ISM service is described in RFC 1112. This service consists of the delivery of IP datagrams from any source to a group of receivers called the multicast host group. The datagram traffic for the multicast host group consists of datagrams with an arbitrary IP unicast source address S and the multicast group address G as the IP destination address. Systems will receive this traffic by becoming members of the host group. Membership in a host group simply requires signaling the host group through IGMP Version 1, 2, or 3.

In SSM, delivery of datagrams is based on (S, G) channels. Traffic for one (S, G) channel consists of datagrams with an IP unicast source address S and the multicast group address G as the IP destination address. Systems will receive this traffic by becoming members of the (S, G) channel. In both SSM and ISM, no signaling is required to become a source. However, in SSM, receivers must subscribe or unsubscribe to (S, G) channels to receive or not receive traffic from specific sources. In other words, receivers can receive traffic only from (S, G) channels to which they are subscribed, whereas in ISM, receivers need not know the IP addresses of sources from which they receive their traffic. The proposed standard approach for channel subscription signaling utilizes IGMP INCLUDE mode membership reports, which are supported only in IGMP Version 3.

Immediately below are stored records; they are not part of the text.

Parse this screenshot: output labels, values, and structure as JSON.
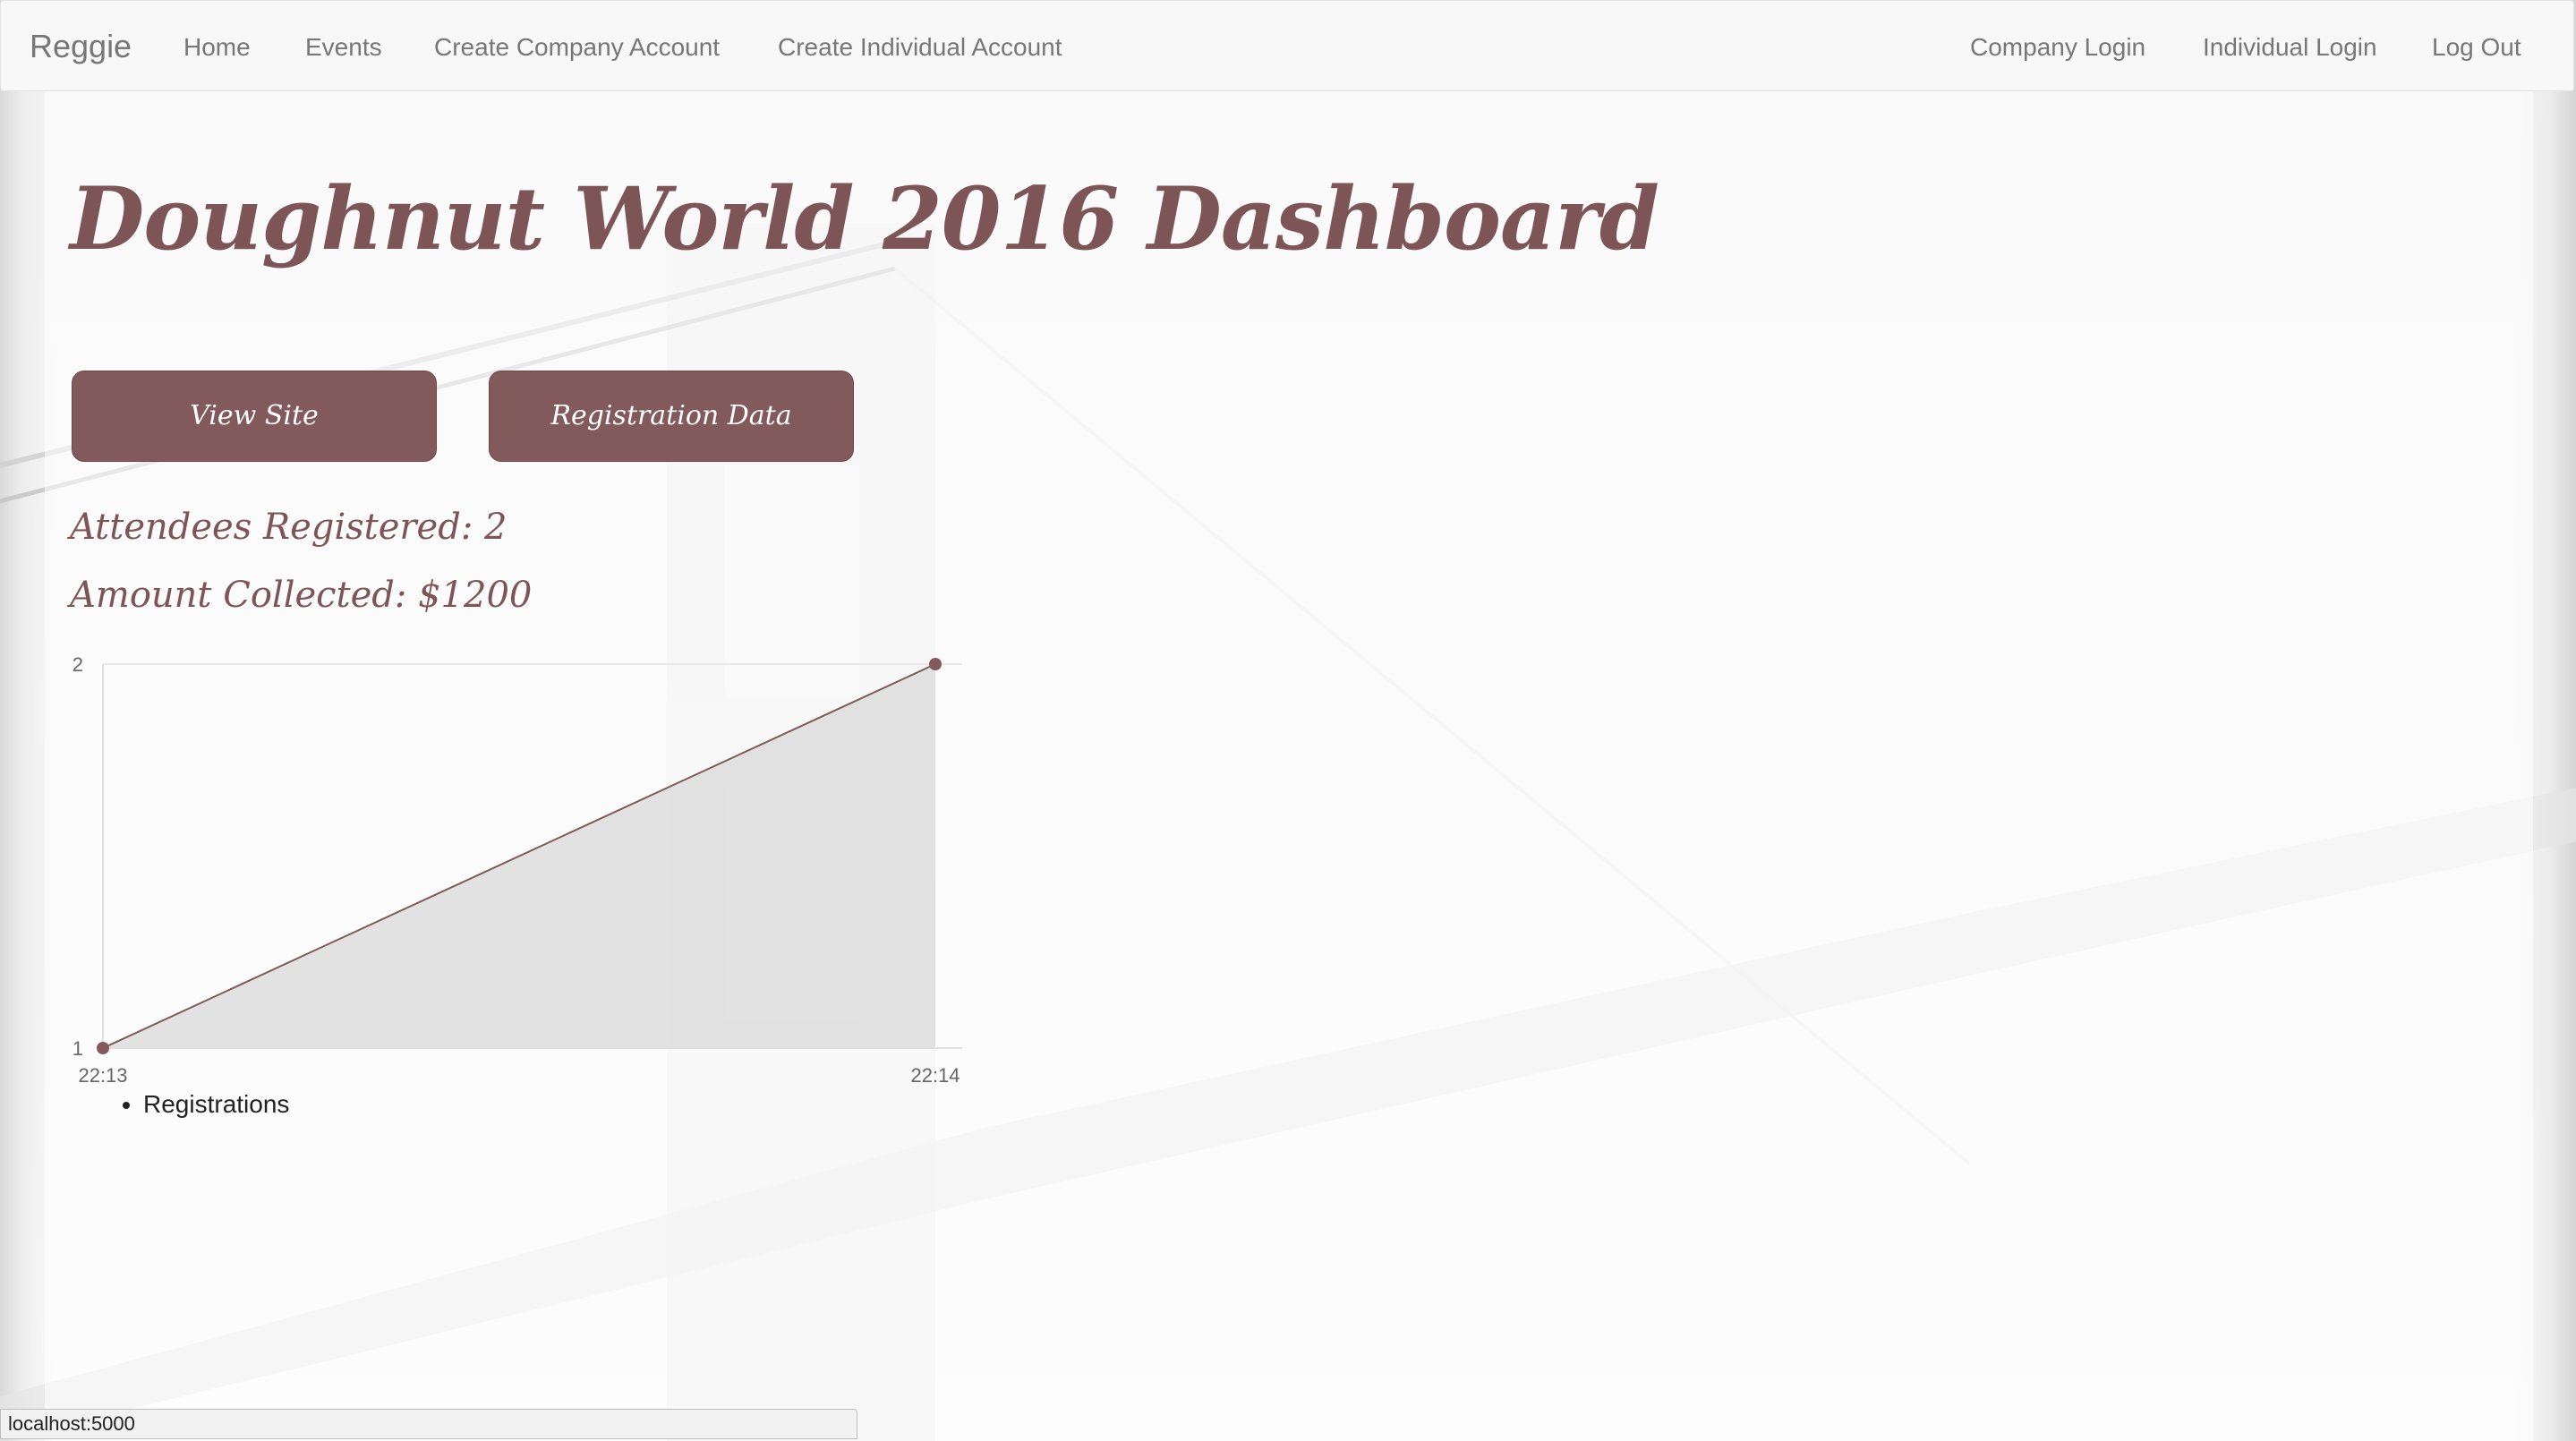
{
  "navbar": {
    "brand": "Reggie",
    "left_links": [
      "Home",
      "Events",
      "Create Company Account",
      "Create Individual Account"
    ],
    "right_links": [
      "Company Login",
      "Individual Login",
      "Log Out"
    ]
  },
  "page": {
    "title": "Doughnut World 2016 Dashboard",
    "buttons": {
      "view_site": "View Site",
      "registration_data": "Registration Data"
    },
    "stats": {
      "attendees": "Attendees Registered: 2",
      "amount": "Amount Collected: $1200"
    }
  },
  "chart_data": {
    "type": "area",
    "x": [
      "22:13",
      "22:14"
    ],
    "series": [
      {
        "name": "Registrations",
        "values": [
          1,
          2
        ]
      }
    ],
    "y_ticks": [
      "1",
      "2"
    ],
    "ylim": [
      1,
      2
    ],
    "legend": "bottom-left",
    "colors": {
      "line": "#825a5b",
      "fill": "#dddddd"
    }
  },
  "statusbar": {
    "url": "localhost:5000"
  },
  "colors": {
    "accent": "#825a5b",
    "title": "#7e5556",
    "nav_text": "#777777"
  }
}
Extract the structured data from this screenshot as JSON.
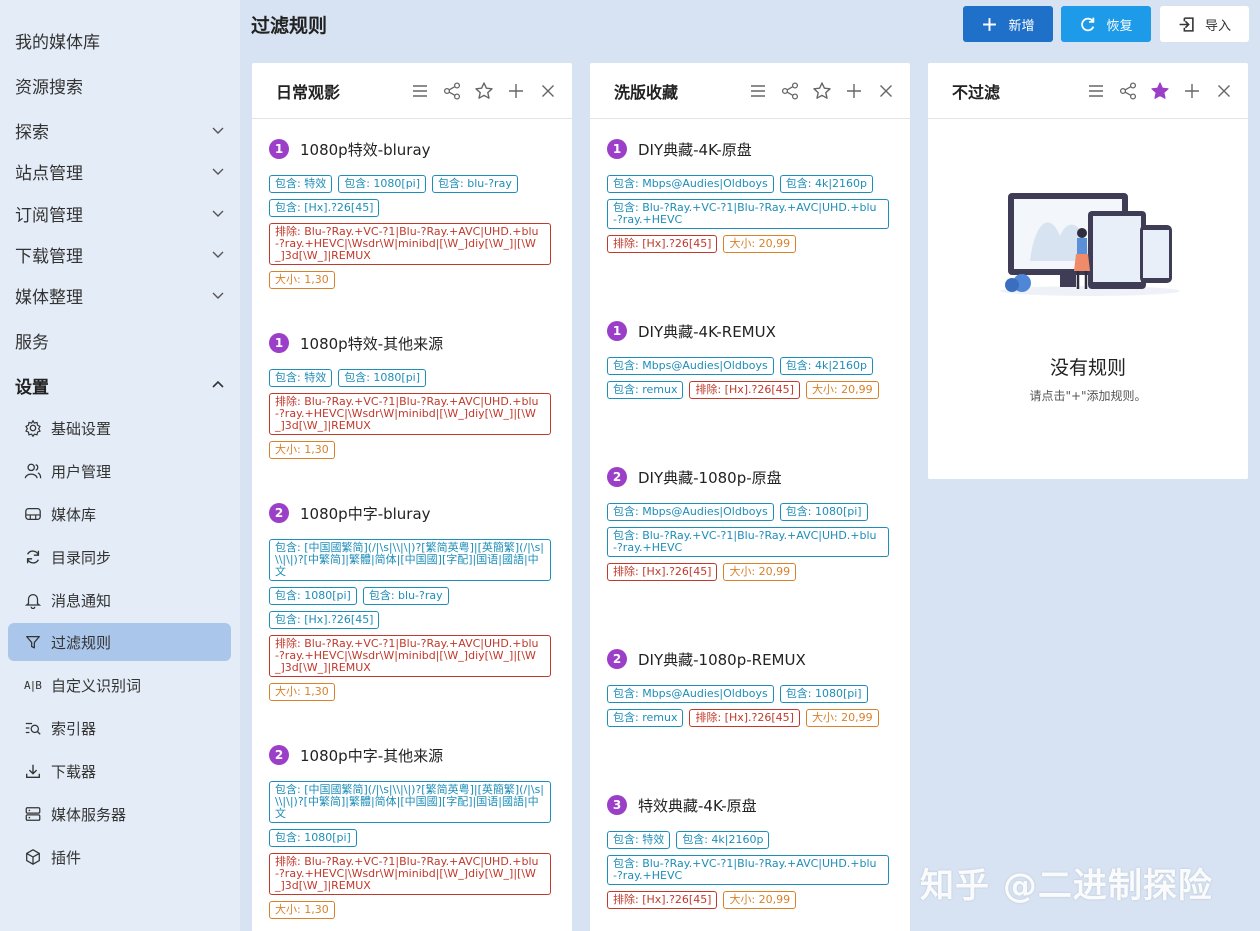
{
  "sidebar": {
    "top_items": [
      {
        "label": "我的媒体库"
      },
      {
        "label": "资源搜索"
      },
      {
        "label": "探索"
      },
      {
        "label": "站点管理"
      },
      {
        "label": "订阅管理"
      },
      {
        "label": "下载管理"
      },
      {
        "label": "媒体整理"
      },
      {
        "label": "服务"
      },
      {
        "label": "设置"
      }
    ],
    "sub_items": [
      {
        "label": "基础设置",
        "icon": "gear-icon"
      },
      {
        "label": "用户管理",
        "icon": "users-icon"
      },
      {
        "label": "媒体库",
        "icon": "media-library-icon"
      },
      {
        "label": "目录同步",
        "icon": "sync-icon"
      },
      {
        "label": "消息通知",
        "icon": "bell-icon"
      },
      {
        "label": "过滤规则",
        "icon": "filter-icon"
      },
      {
        "label": "自定义识别词",
        "icon": "ab-icon",
        "glyph": "A|B"
      },
      {
        "label": "索引器",
        "icon": "indexer-icon"
      },
      {
        "label": "下载器",
        "icon": "download-icon"
      },
      {
        "label": "媒体服务器",
        "icon": "server-icon"
      },
      {
        "label": "插件",
        "icon": "plugin-icon"
      }
    ]
  },
  "header": {
    "title": "过滤规则",
    "add_label": "新增",
    "restore_label": "恢复",
    "import_label": "导入"
  },
  "colors": {
    "accent": "#1f70c8",
    "badge": "#9b3fc9",
    "include": "#1d8eb8",
    "exclude": "#c0392b",
    "size": "#d9822b",
    "active_star": "#9b3fc9"
  },
  "groups": [
    {
      "title": "日常观影",
      "rules": [
        {
          "priority": "1",
          "name": "1080p特效-bluray",
          "tags": [
            {
              "type": "inc",
              "text": "包含: 特效"
            },
            {
              "type": "inc",
              "text": "包含: 1080[pi]"
            },
            {
              "type": "inc",
              "text": "包含: blu-?ray"
            },
            {
              "type": "inc",
              "text": "包含: [Hx].?26[45]"
            },
            {
              "type": "exc",
              "text": "排除: Blu-?Ray.+VC-?1|Blu-?Ray.+AVC|UHD.+blu-?ray.+HEVC|\\Wsdr\\W|minibd|[\\W_]diy[\\W_]|[\\W_]3d[\\W_]|REMUX"
            },
            {
              "type": "size",
              "text": "大小: 1,30"
            }
          ]
        },
        {
          "priority": "1",
          "name": "1080p特效-其他来源",
          "tags": [
            {
              "type": "inc",
              "text": "包含: 特效"
            },
            {
              "type": "inc",
              "text": "包含: 1080[pi]"
            },
            {
              "type": "exc",
              "text": "排除: Blu-?Ray.+VC-?1|Blu-?Ray.+AVC|UHD.+blu-?ray.+HEVC|\\Wsdr\\W|minibd|[\\W_]diy[\\W_]|[\\W_]3d[\\W_]|REMUX"
            },
            {
              "type": "size",
              "text": "大小: 1,30"
            }
          ]
        },
        {
          "priority": "2",
          "name": "1080p中字-bluray",
          "tags": [
            {
              "type": "inc long",
              "text": "包含: [中国國繁简](/|\\s|\\\\|\\|)?[繁简英粤]|[英簡繁](/|\\s|\\\\|\\|)?[中繁简]|繁體|简体|[中国國][字配]|国语|國語|中文"
            },
            {
              "type": "inc",
              "text": "包含: 1080[pi]"
            },
            {
              "type": "inc",
              "text": "包含: blu-?ray"
            },
            {
              "type": "inc",
              "text": "包含: [Hx].?26[45]"
            },
            {
              "type": "exc",
              "text": "排除: Blu-?Ray.+VC-?1|Blu-?Ray.+AVC|UHD.+blu-?ray.+HEVC|\\Wsdr\\W|minibd|[\\W_]diy[\\W_]|[\\W_]3d[\\W_]|REMUX"
            },
            {
              "type": "size",
              "text": "大小: 1,30"
            }
          ]
        },
        {
          "priority": "2",
          "name": "1080p中字-其他来源",
          "tags": [
            {
              "type": "inc long",
              "text": "包含: [中国國繁简](/|\\s|\\\\|\\|)?[繁简英粤]|[英簡繁](/|\\s|\\\\|\\|)?[中繁简]|繁體|简体|[中国國][字配]|国语|國語|中文"
            },
            {
              "type": "inc",
              "text": "包含: 1080[pi]"
            },
            {
              "type": "exc",
              "text": "排除: Blu-?Ray.+VC-?1|Blu-?Ray.+AVC|UHD.+blu-?ray.+HEVC|\\Wsdr\\W|minibd|[\\W_]diy[\\W_]|[\\W_]3d[\\W_]|REMUX"
            },
            {
              "type": "size",
              "text": "大小: 1,30"
            }
          ]
        }
      ]
    },
    {
      "title": "洗版收藏",
      "rules": [
        {
          "priority": "1",
          "name": "DIY典藏-4K-原盘",
          "tags": [
            {
              "type": "inc",
              "text": "包含: Mbps@Audies|Oldboys"
            },
            {
              "type": "inc",
              "text": "包含: 4k|2160p"
            },
            {
              "type": "inc long",
              "text": "包含: Blu-?Ray.+VC-?1|Blu-?Ray.+AVC|UHD.+blu-?ray.+HEVC"
            },
            {
              "type": "exc-short",
              "text": "排除: [Hx].?26[45]"
            },
            {
              "type": "size",
              "text": "大小: 20,99"
            }
          ]
        },
        {
          "priority": "1",
          "name": "DIY典藏-4K-REMUX",
          "tags": [
            {
              "type": "inc",
              "text": "包含: Mbps@Audies|Oldboys"
            },
            {
              "type": "inc",
              "text": "包含: 4k|2160p"
            },
            {
              "type": "inc",
              "text": "包含: remux"
            },
            {
              "type": "exc-short",
              "text": "排除: [Hx].?26[45]"
            },
            {
              "type": "size",
              "text": "大小: 20,99"
            }
          ]
        },
        {
          "priority": "2",
          "name": "DIY典藏-1080p-原盘",
          "tags": [
            {
              "type": "inc",
              "text": "包含: Mbps@Audies|Oldboys"
            },
            {
              "type": "inc",
              "text": "包含: 1080[pi]"
            },
            {
              "type": "inc long",
              "text": "包含: Blu-?Ray.+VC-?1|Blu-?Ray.+AVC|UHD.+blu-?ray.+HEVC"
            },
            {
              "type": "exc-short",
              "text": "排除: [Hx].?26[45]"
            },
            {
              "type": "size",
              "text": "大小: 20,99"
            }
          ]
        },
        {
          "priority": "2",
          "name": "DIY典藏-1080p-REMUX",
          "tags": [
            {
              "type": "inc",
              "text": "包含: Mbps@Audies|Oldboys"
            },
            {
              "type": "inc",
              "text": "包含: 1080[pi]"
            },
            {
              "type": "inc",
              "text": "包含: remux"
            },
            {
              "type": "exc-short",
              "text": "排除: [Hx].?26[45]"
            },
            {
              "type": "size",
              "text": "大小: 20,99"
            }
          ]
        },
        {
          "priority": "3",
          "name": "特效典藏-4K-原盘",
          "tags": [
            {
              "type": "inc",
              "text": "包含: 特效"
            },
            {
              "type": "inc",
              "text": "包含: 4k|2160p"
            },
            {
              "type": "inc long",
              "text": "包含: Blu-?Ray.+VC-?1|Blu-?Ray.+AVC|UHD.+blu-?ray.+HEVC"
            },
            {
              "type": "exc-short",
              "text": "排除: [Hx].?26[45]"
            },
            {
              "type": "size",
              "text": "大小: 20,99"
            }
          ]
        }
      ]
    },
    {
      "title": "不过滤",
      "empty_title": "没有规则",
      "empty_hint": "请点击\"+\"添加规则。"
    }
  ],
  "watermark": "知乎 @二进制探险"
}
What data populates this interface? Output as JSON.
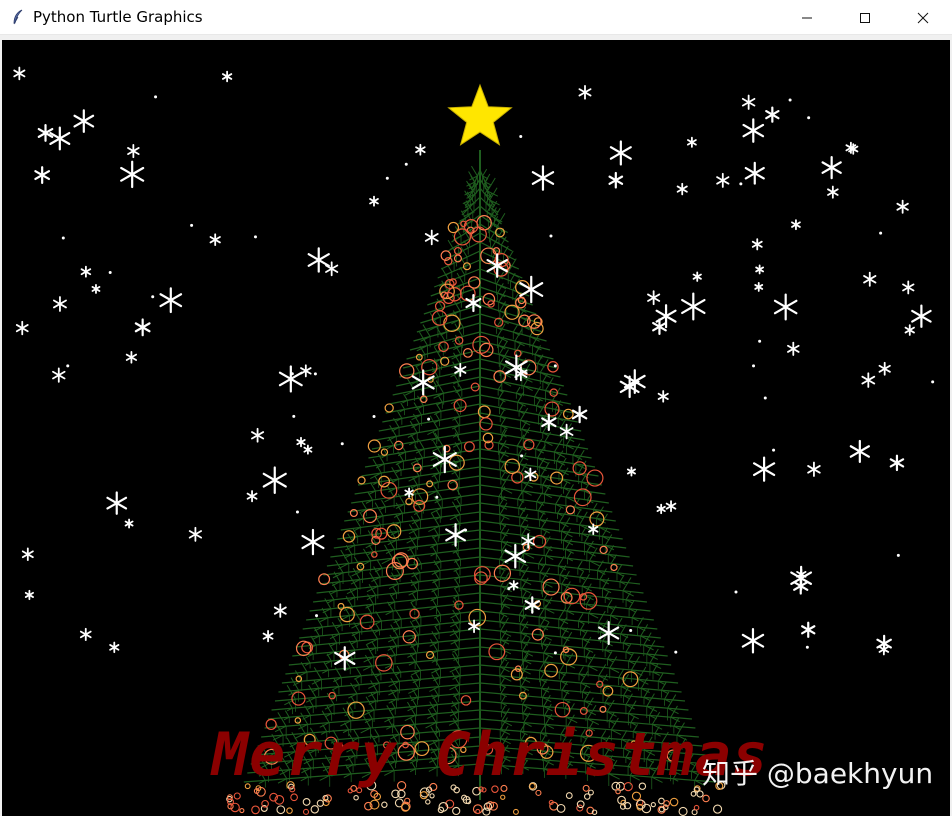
{
  "window": {
    "title": "Python Turtle Graphics",
    "icon": "feather-icon",
    "controls": [
      "minimize-icon",
      "maximize-icon",
      "close-icon"
    ]
  },
  "canvas": {
    "background": "#000000",
    "greeting": "Merry Christmas",
    "greeting_color": "#8b0000",
    "watermark": "知乎 @baekhyun",
    "tree_color": "#1f5e1f",
    "star_color": "#ffe600",
    "snow_color": "#ffffff",
    "ornament_colors": [
      "#e8553a",
      "#ff7f50",
      "#f0a040"
    ]
  }
}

SSM can coexist with the ISM service by applying the SSM delivery model to a configured subset of the IP multicast group address range. The Internet Assigned Numbers Authority (IANA) has reserved the address range from 232.0.0.0 through 232.255.255.255 for SSM applications and protocols. The software allows SSM configuration for an arbitrary subset of the IP multicast address range from 224.0.0.0 through 239.255.255.255. When an SSM range is defined, an existing IP multicast receiver application will not receive any traffic when it tries to use addresses in the SSM range unless the application is modified to use explicit (S, G) channel subscription.

SSM Operations

An established network in which IP multicast service is based on PIM-SM can support SSM services. SSM can also be deployed alone in a network without the full range of protocols that are required for interdomain PIM-SM. That is, SSM does not require an RP, so there is no need for an RP mechanism such as Auto-RP, MSDP, or bootstrap router (BSR).

If SSM is deployed in a network that is already configured for PIM-SM, then only the last-hop routers must be upgraded to a software image that supports SSM. Routers that are not directly connected to receivers do not have to upgrade to a software image that supports SSM. In general, these non-last-hop routers must only run PIM-SM in the SSM range. They may need additional access control configuration to suppress MSDP signaling, registering, or PIM-SM shared-tree operations from occurring within the SSM range.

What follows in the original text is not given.